When the outcome is binary β̂(r) is interpreted as a log odds ratio at each radius r.

model = extract_model(ovarian_FDA, 'uni g', type = 'sofr', model_name = 'fit_sofr_stage')
plot(model, ylab=expression(paste(beta(t))), xlab="t")

Cui, Erjia, Ciprian M Crainiceanu, and Andrew Leroux. 2021. “Additive Functional Cox Model.” Journal of Computational and Graphical Statistics 30 (3): 780–93.

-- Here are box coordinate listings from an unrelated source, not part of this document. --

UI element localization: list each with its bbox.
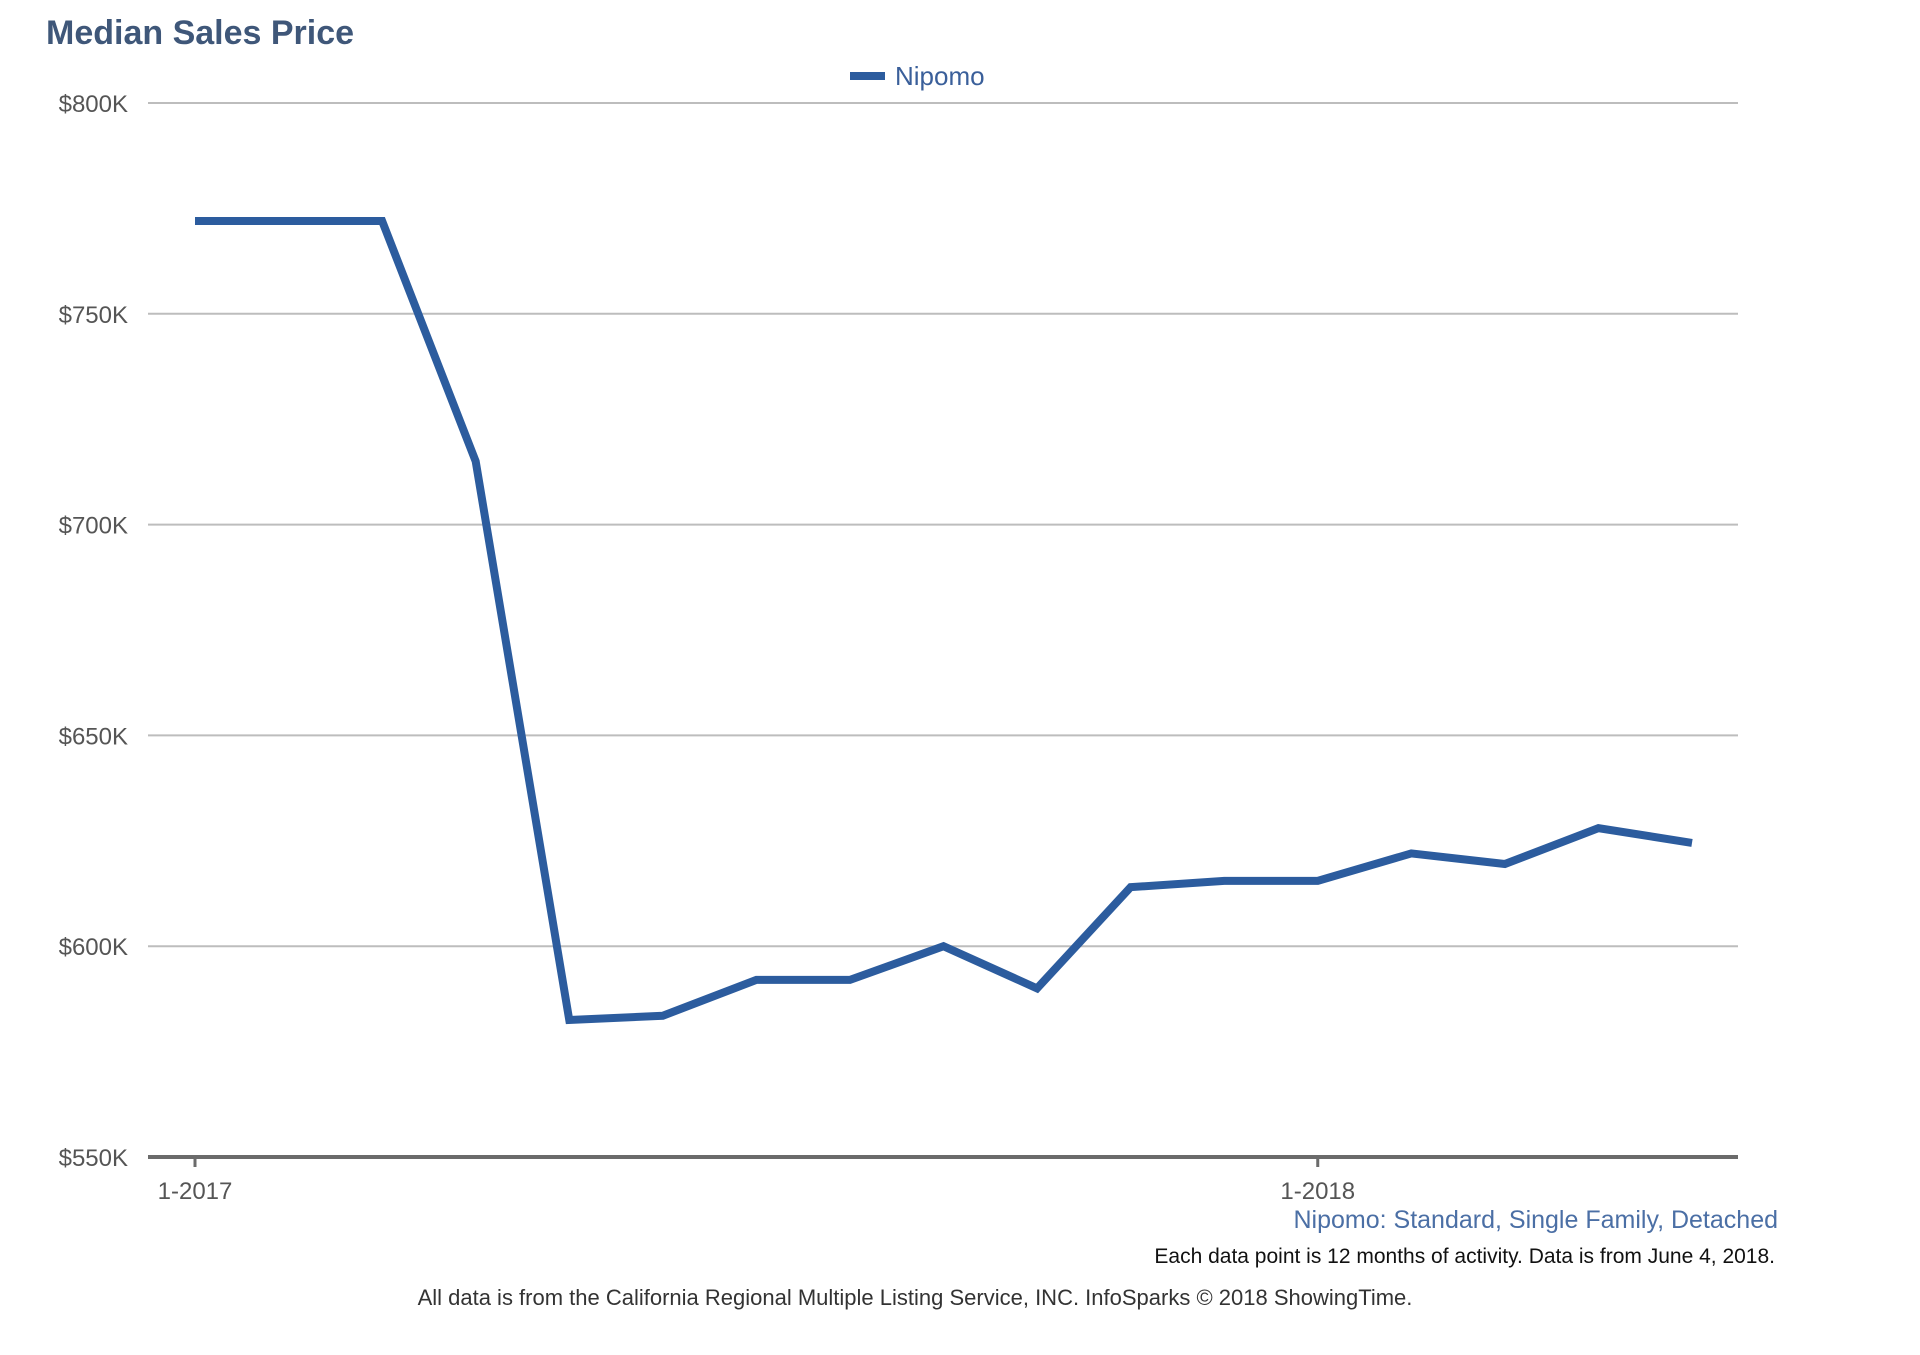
x-axis-ticks: 1-2017 1-2018 [158, 1157, 1355, 1205]
chart-source: All data is from the California Regional… [418, 1285, 1413, 1310]
chart-title: Median Sales Price [46, 14, 354, 52]
y-tick-label: $550K [59, 1145, 128, 1172]
x-tick-label: 1-2018 [1280, 1178, 1355, 1205]
y-tick-label: $800K [59, 91, 128, 118]
gridlines [148, 102, 1738, 948]
y-tick-label: $650K [59, 723, 128, 750]
y-tick-label: $600K [59, 934, 128, 961]
legend-label-nipomo: Nipomo [895, 61, 985, 91]
y-tick-label: $700K [59, 513, 128, 540]
series-line-nipomo [195, 217, 1693, 1025]
y-tick-label: $750K [59, 302, 128, 329]
chart-note: Each data point is 12 months of activity… [1154, 1245, 1775, 1268]
series-layer [195, 217, 1693, 1025]
x-tick-label: 1-2017 [158, 1178, 233, 1205]
y-axis-tick-labels: $550K $600K $650K $700K $750K $800K [59, 91, 128, 1172]
legend: Nipomo [850, 61, 985, 91]
chart-subtitle: Nipomo: Standard, Single Family, Detache… [1294, 1206, 1779, 1234]
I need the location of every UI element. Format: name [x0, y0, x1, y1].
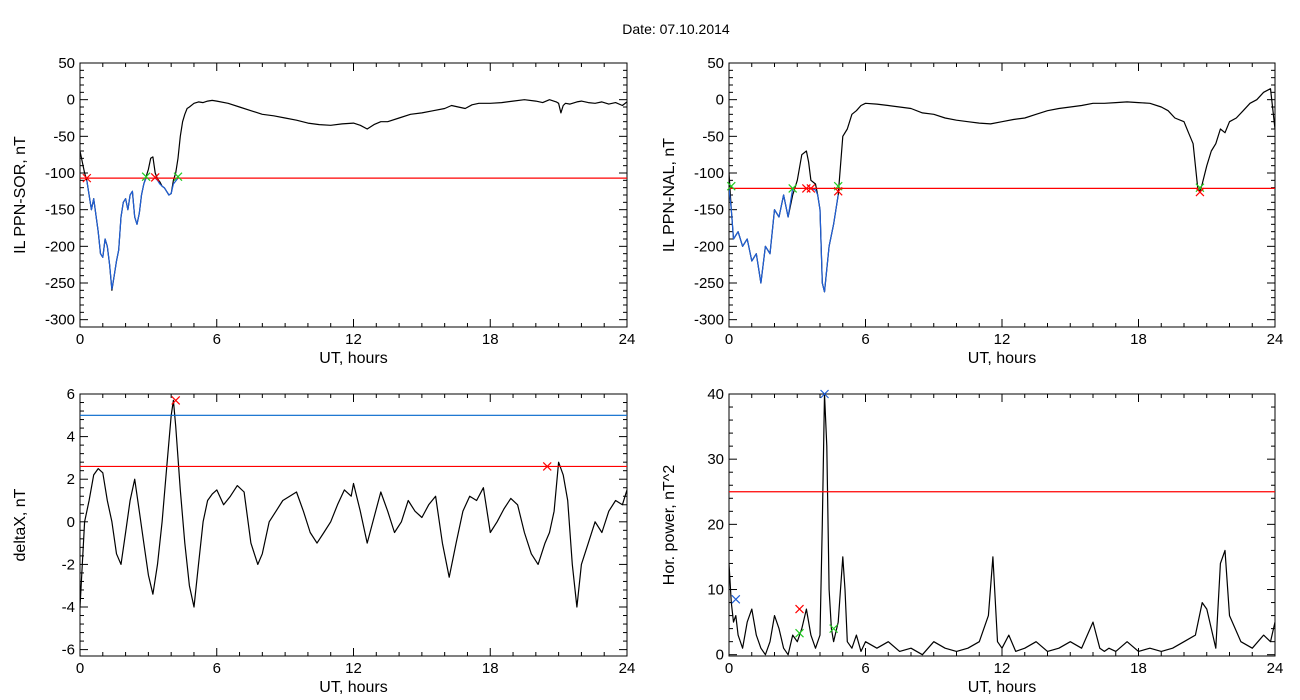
plot-area [729, 88, 1275, 293]
y-tick-label: 0 [67, 92, 75, 109]
event-marker [795, 604, 804, 614]
y-tick-label: -200 [694, 238, 724, 255]
y-tick-label: -300 [694, 312, 724, 329]
x-tick-label: 24 [1267, 660, 1284, 677]
y-axis-label: deltaX, nT [12, 488, 29, 561]
series-line-2 [808, 187, 839, 293]
series-line-1 [86, 177, 147, 290]
x-tick-label: 12 [994, 331, 1011, 348]
x-tick-label: 18 [482, 660, 499, 677]
chart-il-sor: 0 6 12 18 24 -300 -250 -200 -150 -100 -50 0 50 UT, ho… [12, 55, 635, 367]
plot-area [729, 394, 1275, 656]
event-marker [726, 181, 736, 191]
y-tick-label: 0 [67, 514, 75, 531]
event-marker [1195, 187, 1205, 197]
y-tick-label: 30 [707, 451, 724, 468]
y-tick-label: -50 [702, 128, 724, 145]
event-marker [806, 183, 816, 193]
plot-area [80, 99, 627, 291]
y-tick-label: -2 [62, 556, 75, 573]
x-tick-label: 12 [994, 660, 1011, 677]
event-marker [173, 172, 183, 182]
x-tick-label: 18 [1130, 331, 1147, 348]
chart-il-nal: 0 6 12 18 24 -300 -250 -200 -150 -100 -50 0 50 UT, ho… [661, 55, 1283, 367]
y-tick-label: 2 [67, 471, 75, 488]
x-tick-label: 12 [345, 331, 362, 348]
x-tick-label: 0 [725, 660, 733, 677]
event-marker [141, 172, 151, 182]
x-tick-label: 0 [76, 331, 84, 348]
x-axis-label: UT, hours [968, 679, 1036, 696]
y-tick-label: 50 [58, 55, 75, 72]
series-line-2 [154, 177, 179, 196]
y-tick-label: 0 [716, 92, 724, 109]
y-tick-label: -6 [62, 642, 75, 659]
plot-frame [728, 62, 1276, 328]
x-tick-label: 24 [619, 331, 636, 348]
series-line-0 [729, 394, 1275, 656]
y-axis-label: IL PPN-NAL, nT [661, 138, 678, 252]
y-tick-label: -4 [62, 599, 75, 616]
y-tick-label: -300 [45, 312, 75, 329]
y-tick-label: 0 [716, 647, 724, 664]
y-tick-label: 4 [67, 429, 75, 446]
event-marker [820, 389, 829, 399]
event-marker [833, 186, 843, 196]
chart-hor-power: 0 6 12 18 24 0 10 20 30 40 UT, hours Hor. power, nT… [661, 386, 1283, 696]
y-tick-label: -150 [45, 202, 75, 219]
x-tick-label: 24 [619, 660, 636, 677]
x-axis-label: UT, hours [968, 350, 1036, 367]
x-tick-label: 6 [861, 660, 869, 677]
y-tick-label: 20 [707, 516, 724, 533]
plot-area [80, 399, 627, 608]
event-marker [82, 173, 92, 183]
plot-frame [728, 393, 1276, 657]
y-tick-label: -150 [694, 202, 724, 219]
series-line-1 [729, 188, 794, 284]
x-tick-label: 6 [213, 331, 221, 348]
event-marker [829, 624, 839, 634]
x-tick-label: 6 [213, 660, 221, 677]
y-tick-label: 10 [707, 582, 724, 599]
event-marker [788, 183, 798, 193]
x-tick-label: 18 [482, 331, 499, 348]
plot-frame [79, 62, 628, 328]
x-tick-label: 0 [76, 660, 84, 677]
y-axis-label: Hor. power, nT^2 [661, 465, 678, 586]
x-tick-label: 18 [1130, 660, 1147, 677]
y-tick-label: -250 [694, 275, 724, 292]
x-tick-label: 12 [345, 660, 362, 677]
event-marker [1195, 183, 1205, 193]
y-tick-label: -100 [45, 165, 75, 182]
x-axis-label: UT, hours [319, 350, 387, 367]
series-line-0 [80, 399, 627, 608]
event-marker [542, 461, 552, 471]
x-axis-label: UT, hours [319, 679, 387, 696]
y-tick-label: -250 [45, 275, 75, 292]
y-tick-label: -50 [53, 128, 75, 145]
x-tick-label: 0 [725, 331, 733, 348]
x-tick-label: 6 [861, 331, 869, 348]
y-tick-label: 40 [707, 386, 724, 403]
y-tick-label: -100 [694, 165, 724, 182]
y-tick-label: 50 [707, 55, 724, 72]
event-marker [795, 628, 804, 638]
series-line-0 [80, 99, 627, 291]
figure-title: Date: 07.10.2014 [622, 21, 730, 37]
series-line-0 [729, 88, 1275, 293]
y-tick-label: -200 [45, 238, 75, 255]
y-axis-label: IL PPN-SOR, nT [12, 136, 29, 254]
y-tick-label: 6 [67, 386, 75, 403]
event-marker [150, 172, 160, 182]
event-marker [731, 594, 741, 604]
x-tick-label: 24 [1267, 331, 1284, 348]
event-marker [171, 395, 181, 405]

Gellar, Jonathan E, Elizabeth Colantuoni, Dale M Needham, and Ciprian M Crainiceanu. 2015. “Cox Regression Models with Functional Covariates for Survival Data.” Statistical Modelling 15 (3): 256–78.
Goldsmith, Jeff, Jennifer Bobb, Ciprian M Crainiceanu, Brian Caffo, and Daniel Reich. 2011. “Penalized Functional Regression.” Journal of Computational and Graphical Statistics 20 (4): 830–51.
Vu, Thao, Souvik Seal, Tusharkanti Ghosh, Mansooreh Ahmadian, Julia Wrobel, and Debashis Ghosh. 2023. “FunSpace: A Functional and Spatial Analytic Approach to Cell Imaging Data Using Entropy Measures.” PLOS Computational Biology 19 (9): e1011490.
Vu, Thao, Julia Wrobel, Benjamin G Bitler, Erin L Schenk, Kimberly R Jordan, and Debashis Ghosh. 2022. “SPF: A Spatial and Functional Data Analytic Approach to Cell Imaging Data.” PLoS Computational Biology 18 (6): e1009486.